RACHELLE AKUFFO: And so, in terms of the benefits this has for the industry as a whole, a lot of people might ask, why does this matter? What answer would you give them?
MICHAEL ALLEN: I would say research by the Castile Project shows that for every 9.2 men entering the field, we only see one woman entering the field. So there is still a big gap. And this program aims to close that gap by helping women overcome common barriers they face in hotel development, and then helping them open and effectively manage their properties.
RACHELLE AKUFFO: And then, in terms of the kind of results you’ve seen from this program, what kind of progress have you seen from some of these franchisees and people who have gone through the program?
MICHAEL ALLEN: Yes, so we are seeing significant interest in the program. And we have that – we have women-owned hotels open across the country today and dozens under this specific program. If a woman is interested in hotel ownership, we just ask her to pick up the phone and call Wyndham. There are three pillars to our program. There is a financial aspect and an operational aspect, and then a community aspect as well.
Financially, Wyndham provides comprehensive solutions, including enhanced capital support. We also offer free advice and operational support to maximize revenue at the property level. And then finally, we’re building a community for networking and education, which is really so important in this space. And a lot of that happens today on the golf course, or again, in male-dominated areas.

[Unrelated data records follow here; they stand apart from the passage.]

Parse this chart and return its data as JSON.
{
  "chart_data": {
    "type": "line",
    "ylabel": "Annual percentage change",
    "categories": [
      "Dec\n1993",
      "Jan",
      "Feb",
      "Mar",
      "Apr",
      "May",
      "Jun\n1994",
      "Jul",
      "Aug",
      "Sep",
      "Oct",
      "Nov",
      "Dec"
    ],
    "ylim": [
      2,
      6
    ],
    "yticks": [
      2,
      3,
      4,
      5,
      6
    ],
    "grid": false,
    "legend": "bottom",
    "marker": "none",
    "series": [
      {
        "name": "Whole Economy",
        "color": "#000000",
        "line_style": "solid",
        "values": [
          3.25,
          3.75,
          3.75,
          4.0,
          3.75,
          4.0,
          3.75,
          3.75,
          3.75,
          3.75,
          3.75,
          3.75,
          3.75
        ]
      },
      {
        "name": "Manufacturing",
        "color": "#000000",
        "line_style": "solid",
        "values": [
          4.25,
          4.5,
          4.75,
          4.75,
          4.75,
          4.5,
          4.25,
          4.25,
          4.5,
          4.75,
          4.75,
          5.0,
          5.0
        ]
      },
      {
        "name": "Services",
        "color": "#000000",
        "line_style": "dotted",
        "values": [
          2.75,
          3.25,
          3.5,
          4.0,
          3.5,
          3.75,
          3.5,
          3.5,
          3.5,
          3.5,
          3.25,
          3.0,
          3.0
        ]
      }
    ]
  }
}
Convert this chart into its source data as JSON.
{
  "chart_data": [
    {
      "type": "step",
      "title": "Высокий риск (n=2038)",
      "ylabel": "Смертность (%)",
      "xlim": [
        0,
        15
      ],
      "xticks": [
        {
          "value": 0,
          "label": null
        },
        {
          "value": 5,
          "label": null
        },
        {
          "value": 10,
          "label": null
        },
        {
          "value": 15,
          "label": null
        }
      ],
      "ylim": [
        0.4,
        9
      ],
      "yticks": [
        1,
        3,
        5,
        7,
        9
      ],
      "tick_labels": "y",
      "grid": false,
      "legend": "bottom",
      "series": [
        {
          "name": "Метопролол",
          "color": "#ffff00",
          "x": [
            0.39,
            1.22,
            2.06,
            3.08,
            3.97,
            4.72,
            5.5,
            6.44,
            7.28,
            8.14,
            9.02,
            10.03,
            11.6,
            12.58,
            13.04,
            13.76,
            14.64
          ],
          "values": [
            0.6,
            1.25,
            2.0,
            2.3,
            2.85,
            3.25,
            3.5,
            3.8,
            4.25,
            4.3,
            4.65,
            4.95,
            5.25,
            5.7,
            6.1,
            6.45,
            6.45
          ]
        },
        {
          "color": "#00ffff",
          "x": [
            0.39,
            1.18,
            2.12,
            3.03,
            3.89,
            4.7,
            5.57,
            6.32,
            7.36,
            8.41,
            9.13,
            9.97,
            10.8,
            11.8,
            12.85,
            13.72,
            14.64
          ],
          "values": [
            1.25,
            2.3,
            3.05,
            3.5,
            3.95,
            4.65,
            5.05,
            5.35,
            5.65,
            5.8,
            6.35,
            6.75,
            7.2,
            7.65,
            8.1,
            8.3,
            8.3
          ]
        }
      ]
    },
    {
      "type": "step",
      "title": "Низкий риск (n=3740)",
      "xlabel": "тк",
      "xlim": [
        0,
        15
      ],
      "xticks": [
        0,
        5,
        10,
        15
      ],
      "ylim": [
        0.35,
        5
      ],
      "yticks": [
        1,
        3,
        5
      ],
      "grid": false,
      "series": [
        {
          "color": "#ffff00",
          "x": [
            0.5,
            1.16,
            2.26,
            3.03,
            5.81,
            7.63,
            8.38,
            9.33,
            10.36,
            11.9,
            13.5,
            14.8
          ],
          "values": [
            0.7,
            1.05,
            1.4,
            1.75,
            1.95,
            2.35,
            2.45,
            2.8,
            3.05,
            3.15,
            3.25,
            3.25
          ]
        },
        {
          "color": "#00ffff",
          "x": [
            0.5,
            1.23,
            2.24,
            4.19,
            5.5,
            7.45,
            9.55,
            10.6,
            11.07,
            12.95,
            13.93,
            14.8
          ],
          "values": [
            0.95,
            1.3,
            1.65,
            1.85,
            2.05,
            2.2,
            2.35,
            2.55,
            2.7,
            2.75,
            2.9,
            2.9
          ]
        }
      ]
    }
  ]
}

RACHELLE AKUFFO: So given that now you have this focus – and it actually happened before COVID kicked in across the world. How difficult is this current environment for newcomers to the industry who want to become hotel owners?
MICHAEL ALLEN: Yes, you know, when we talk to our female entrepreneurs, we hear the same stories over and over again. For example, a female owner was asked if her father or husband would join the meeting, despite the fact that she was the sole owner listed on all documents. Another woman asked her bank for a better interest rate and was told that was the best the bank could do, only to have her brother test the bank, reporting the same deal to the same banker with the same pitch deck and leaving with a better rate. So there is certainly still a form of unconscious bias.
RACHELLE AKUFFO: Well, I hope this program will help close that gap. We thank you. Michele Allen, CFO of Wyndham Hotels and Resorts. Thank you.